L’Inps rifiuta la cassa integrazione a 800 lavoratori: interrogazione a Padoan

La Regione autorizza la cassa integrazione, ma l’Inps la rifiuta e 800 lavoratori in tutta l’Emilia-Romagna restano senza sostegno al reddito. Una situazione allarmante che ha spinto un gruppo di parlamentari, tra cui il deputato Pd romagnolo Tiziano Arlotti, a interrogare il ministro delle Finanze Per Carlo Padoan affinché intervenga e sia tempestivamente assicurata alle imprese e ai lavoratori la continuità dei trattamenti.

“Molte imprese del territorio emiliano romagnolo avrebbero ricevuto da parte dell’Inps comunicazione di rigetto delle domande di cassa integrazione guadagni in deroga – spiega Arlotti -. Il fatto è stato denunciato dalla Regione al ministro del Lavoro e delle politiche sociali e all’Inps, così come dalle associazioni di categoria e dalle organizzazioni sindacali.
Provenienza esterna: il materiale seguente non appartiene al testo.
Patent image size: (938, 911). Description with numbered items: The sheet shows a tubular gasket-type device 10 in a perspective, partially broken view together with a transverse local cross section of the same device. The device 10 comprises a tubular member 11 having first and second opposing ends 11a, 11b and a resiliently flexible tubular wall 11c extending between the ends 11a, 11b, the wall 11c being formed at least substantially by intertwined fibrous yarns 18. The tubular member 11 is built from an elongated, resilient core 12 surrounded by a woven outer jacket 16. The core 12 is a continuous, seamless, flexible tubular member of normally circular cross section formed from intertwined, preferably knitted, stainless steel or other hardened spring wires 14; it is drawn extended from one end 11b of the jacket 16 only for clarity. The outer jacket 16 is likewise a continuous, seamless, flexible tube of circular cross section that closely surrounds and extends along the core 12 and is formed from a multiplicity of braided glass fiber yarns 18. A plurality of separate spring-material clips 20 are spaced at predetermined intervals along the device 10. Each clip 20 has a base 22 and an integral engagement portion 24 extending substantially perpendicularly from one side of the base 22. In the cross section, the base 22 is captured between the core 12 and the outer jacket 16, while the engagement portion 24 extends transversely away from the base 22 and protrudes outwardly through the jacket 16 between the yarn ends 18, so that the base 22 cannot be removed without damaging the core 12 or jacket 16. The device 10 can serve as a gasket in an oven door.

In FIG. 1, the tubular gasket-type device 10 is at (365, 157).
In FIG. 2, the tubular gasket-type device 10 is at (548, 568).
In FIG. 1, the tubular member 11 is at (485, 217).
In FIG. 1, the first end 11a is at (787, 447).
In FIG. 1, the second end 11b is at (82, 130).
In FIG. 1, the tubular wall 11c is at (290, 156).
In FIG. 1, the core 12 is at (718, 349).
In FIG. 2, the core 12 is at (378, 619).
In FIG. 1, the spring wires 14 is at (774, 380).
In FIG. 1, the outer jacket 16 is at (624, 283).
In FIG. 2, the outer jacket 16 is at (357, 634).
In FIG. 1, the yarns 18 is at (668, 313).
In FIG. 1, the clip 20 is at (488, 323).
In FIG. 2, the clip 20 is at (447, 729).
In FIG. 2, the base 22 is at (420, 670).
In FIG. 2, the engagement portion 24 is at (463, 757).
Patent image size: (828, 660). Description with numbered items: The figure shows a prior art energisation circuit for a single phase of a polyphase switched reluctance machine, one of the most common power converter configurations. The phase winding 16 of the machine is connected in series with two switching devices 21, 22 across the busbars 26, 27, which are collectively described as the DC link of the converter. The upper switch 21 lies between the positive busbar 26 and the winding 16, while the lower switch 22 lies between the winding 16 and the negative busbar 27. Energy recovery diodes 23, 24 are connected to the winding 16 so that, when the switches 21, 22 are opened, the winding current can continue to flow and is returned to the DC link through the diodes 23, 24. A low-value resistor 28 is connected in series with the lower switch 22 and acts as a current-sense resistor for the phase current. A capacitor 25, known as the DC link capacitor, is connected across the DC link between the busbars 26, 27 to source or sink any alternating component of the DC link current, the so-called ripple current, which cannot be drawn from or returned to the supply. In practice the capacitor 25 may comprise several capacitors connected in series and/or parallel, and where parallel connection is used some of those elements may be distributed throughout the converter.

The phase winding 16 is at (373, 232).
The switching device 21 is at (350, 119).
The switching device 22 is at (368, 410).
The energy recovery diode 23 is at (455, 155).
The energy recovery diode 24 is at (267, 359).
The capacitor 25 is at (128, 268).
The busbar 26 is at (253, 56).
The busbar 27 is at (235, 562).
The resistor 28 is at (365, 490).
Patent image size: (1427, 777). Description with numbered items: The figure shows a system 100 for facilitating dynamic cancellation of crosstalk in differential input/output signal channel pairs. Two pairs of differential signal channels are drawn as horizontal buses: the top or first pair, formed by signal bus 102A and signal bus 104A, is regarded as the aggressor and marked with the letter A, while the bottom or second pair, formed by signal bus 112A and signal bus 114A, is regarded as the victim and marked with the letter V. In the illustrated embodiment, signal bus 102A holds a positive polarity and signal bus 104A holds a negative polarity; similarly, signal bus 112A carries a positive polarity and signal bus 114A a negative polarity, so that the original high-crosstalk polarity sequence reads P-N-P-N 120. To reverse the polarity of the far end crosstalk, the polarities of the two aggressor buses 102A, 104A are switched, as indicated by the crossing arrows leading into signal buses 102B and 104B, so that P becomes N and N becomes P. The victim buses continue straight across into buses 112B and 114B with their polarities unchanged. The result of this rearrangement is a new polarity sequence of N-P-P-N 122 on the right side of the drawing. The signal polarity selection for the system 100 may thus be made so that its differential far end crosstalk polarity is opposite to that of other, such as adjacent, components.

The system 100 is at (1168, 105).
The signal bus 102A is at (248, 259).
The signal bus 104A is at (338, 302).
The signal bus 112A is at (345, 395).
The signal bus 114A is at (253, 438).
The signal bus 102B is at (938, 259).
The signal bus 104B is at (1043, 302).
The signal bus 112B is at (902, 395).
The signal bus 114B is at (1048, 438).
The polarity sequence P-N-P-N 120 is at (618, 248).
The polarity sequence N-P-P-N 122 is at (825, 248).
Le domande rigettate risulterebbero già autorizzate dalla Regione sulla base dei criteri adottati in accordo con le parti sociali, in attuazione del decreto legislativo n. 185 del 2016, della circolare emanata dalla Direzione generale degli ammortizzatori sociali del ministero dei chiarimenti forniti dalla direzione stessa”.

La situazione ha generato allarme tra imprese e lavoratori. “Stando alle informazioni raccolte da Regione Emilia-Romagna e associazioni economiche, sarebbero circa un centinaio le imprese coinvolte e ottocento i lavoratori che non starebbero ricevendo dall’Inps il trattamento di sostegno al reddito, senza alcuna comunicazione preventiva”.

Arlotti e colleghi chiedono quindi a Padoan quali iniziative il Governo intenda assumere affinché sia tempestivamente assicurata alle imprese e ai lavoratori la continuità dei trattamenti autorizzati dalla regione Emilia-Romagna.